Of course, this came after a few early attempts, but SpaceX ‘s contribution to the idea of space flight does not deliver commercial payloads to space, or even lift humans to a low orbit on Earth. What is important to SpaceX ‘s application is the availability of reusable rockets.
Raptor Starship engines are better for rationality
Instead of using disposable boosters at the first level, SpaceX’s ability to reclaim Falcon 9 land boosters could help recoup construction and refurbishment costs one increase after three times -air.
“I don’t want to be more cavered, but there’s no obvious limit to the number of trips each Falcon 9 will make,” Musk added. tweet in August last year. “Clears all 9 Merlin [Falcon 9 engine] turbines are tricky. Birds of prey [the engine now used for Starship] it’s easier in this regard, despite being a much more complex engine. “
And – once successfully landed – Starship will be the first spacecraft to offer full reuse.
NASA vs. SpaceX: who can make a better space?
NASA and SpaceX are committed to working together in space missions – with the first one awarding the final three contracts for Starship missions to the moon last year – to go ahead by 2024. When it comes profitably, SpaceX seems to be the long-term winner, as as a private company funded by government grants and payments from payroll companies – it only needs to run a business as usual to continue firing rockets floating.

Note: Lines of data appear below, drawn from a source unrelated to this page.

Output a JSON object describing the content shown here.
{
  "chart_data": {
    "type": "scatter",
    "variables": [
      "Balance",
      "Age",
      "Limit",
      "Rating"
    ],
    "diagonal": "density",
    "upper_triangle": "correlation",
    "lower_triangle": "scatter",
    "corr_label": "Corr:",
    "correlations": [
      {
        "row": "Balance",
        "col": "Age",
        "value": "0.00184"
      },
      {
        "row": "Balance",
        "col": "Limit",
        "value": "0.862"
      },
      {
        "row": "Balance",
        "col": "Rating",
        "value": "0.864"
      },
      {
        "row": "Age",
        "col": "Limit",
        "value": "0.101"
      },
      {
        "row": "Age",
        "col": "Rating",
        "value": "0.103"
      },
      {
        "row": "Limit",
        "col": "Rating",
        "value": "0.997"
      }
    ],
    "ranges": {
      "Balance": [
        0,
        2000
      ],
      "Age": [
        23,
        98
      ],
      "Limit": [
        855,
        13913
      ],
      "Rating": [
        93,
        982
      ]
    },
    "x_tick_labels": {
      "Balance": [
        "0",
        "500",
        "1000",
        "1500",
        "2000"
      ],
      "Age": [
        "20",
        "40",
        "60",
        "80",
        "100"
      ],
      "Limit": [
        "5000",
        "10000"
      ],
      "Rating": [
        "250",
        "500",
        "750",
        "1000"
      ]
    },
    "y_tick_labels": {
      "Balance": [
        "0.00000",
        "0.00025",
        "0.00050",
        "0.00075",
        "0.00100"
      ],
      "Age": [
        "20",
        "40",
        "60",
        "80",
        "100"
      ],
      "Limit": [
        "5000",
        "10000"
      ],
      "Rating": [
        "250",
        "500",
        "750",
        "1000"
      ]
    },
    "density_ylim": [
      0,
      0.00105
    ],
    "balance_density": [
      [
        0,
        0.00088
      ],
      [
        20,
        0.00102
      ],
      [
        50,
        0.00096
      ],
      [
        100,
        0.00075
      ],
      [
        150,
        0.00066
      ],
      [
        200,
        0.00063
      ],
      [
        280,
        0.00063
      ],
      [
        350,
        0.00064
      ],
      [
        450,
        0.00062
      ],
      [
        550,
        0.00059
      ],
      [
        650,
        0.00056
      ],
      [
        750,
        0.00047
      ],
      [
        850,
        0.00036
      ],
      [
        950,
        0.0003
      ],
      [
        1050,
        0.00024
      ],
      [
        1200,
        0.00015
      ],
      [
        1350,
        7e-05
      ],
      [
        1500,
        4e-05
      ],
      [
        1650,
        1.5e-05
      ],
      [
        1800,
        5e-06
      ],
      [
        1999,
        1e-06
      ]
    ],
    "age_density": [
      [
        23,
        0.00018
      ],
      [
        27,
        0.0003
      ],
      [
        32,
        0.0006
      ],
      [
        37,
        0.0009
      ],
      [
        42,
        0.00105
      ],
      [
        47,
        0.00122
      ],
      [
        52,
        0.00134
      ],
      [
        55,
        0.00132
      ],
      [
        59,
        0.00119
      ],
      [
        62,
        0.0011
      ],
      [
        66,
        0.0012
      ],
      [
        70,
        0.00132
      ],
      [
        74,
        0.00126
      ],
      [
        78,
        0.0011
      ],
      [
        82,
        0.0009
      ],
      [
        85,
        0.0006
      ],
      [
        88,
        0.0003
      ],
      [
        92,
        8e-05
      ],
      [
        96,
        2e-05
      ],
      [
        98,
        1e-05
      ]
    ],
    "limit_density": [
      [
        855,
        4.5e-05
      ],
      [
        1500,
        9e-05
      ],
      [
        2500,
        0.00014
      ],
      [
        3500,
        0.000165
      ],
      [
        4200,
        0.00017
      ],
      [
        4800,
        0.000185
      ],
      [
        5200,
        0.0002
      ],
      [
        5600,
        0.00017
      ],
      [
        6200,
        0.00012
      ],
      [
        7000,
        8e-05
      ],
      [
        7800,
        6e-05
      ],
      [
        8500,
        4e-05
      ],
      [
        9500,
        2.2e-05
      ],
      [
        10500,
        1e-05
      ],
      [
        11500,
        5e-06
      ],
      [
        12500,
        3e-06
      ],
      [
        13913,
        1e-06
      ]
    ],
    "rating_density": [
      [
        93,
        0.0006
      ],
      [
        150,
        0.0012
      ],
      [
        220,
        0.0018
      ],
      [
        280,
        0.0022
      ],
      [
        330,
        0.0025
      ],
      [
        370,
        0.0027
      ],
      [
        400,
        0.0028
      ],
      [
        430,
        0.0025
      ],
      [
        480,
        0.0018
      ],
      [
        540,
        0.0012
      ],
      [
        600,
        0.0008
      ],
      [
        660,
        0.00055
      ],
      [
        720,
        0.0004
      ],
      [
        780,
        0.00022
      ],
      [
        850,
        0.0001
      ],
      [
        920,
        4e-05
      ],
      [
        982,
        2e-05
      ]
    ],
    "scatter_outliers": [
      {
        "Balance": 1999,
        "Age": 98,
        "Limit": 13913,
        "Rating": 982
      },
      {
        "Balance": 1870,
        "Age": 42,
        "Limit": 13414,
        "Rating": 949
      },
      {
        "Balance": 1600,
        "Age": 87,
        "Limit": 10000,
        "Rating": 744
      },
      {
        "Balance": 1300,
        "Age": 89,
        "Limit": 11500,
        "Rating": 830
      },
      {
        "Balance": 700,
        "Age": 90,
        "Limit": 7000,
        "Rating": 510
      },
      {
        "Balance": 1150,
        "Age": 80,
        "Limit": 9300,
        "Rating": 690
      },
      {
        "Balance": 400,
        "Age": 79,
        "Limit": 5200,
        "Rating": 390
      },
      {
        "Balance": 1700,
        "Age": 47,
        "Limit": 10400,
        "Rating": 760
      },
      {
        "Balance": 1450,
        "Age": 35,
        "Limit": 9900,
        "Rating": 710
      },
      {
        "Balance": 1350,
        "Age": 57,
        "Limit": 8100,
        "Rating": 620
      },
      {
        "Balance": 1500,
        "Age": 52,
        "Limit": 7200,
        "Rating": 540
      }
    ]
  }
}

However, until SpaceX Elon Musk returns humans to the moon and puts the first humans on Mars – NASA seems to be holding onto the minds of humans as the prestigious director of space exploration, not only because it has launched missions with more in memory than money, but because – with spaceships like the Voyagers 1 and 2 still active in an intergalactic space and much more from exploring the inner and outer planets of our solar system – SpaceX has not gone so far.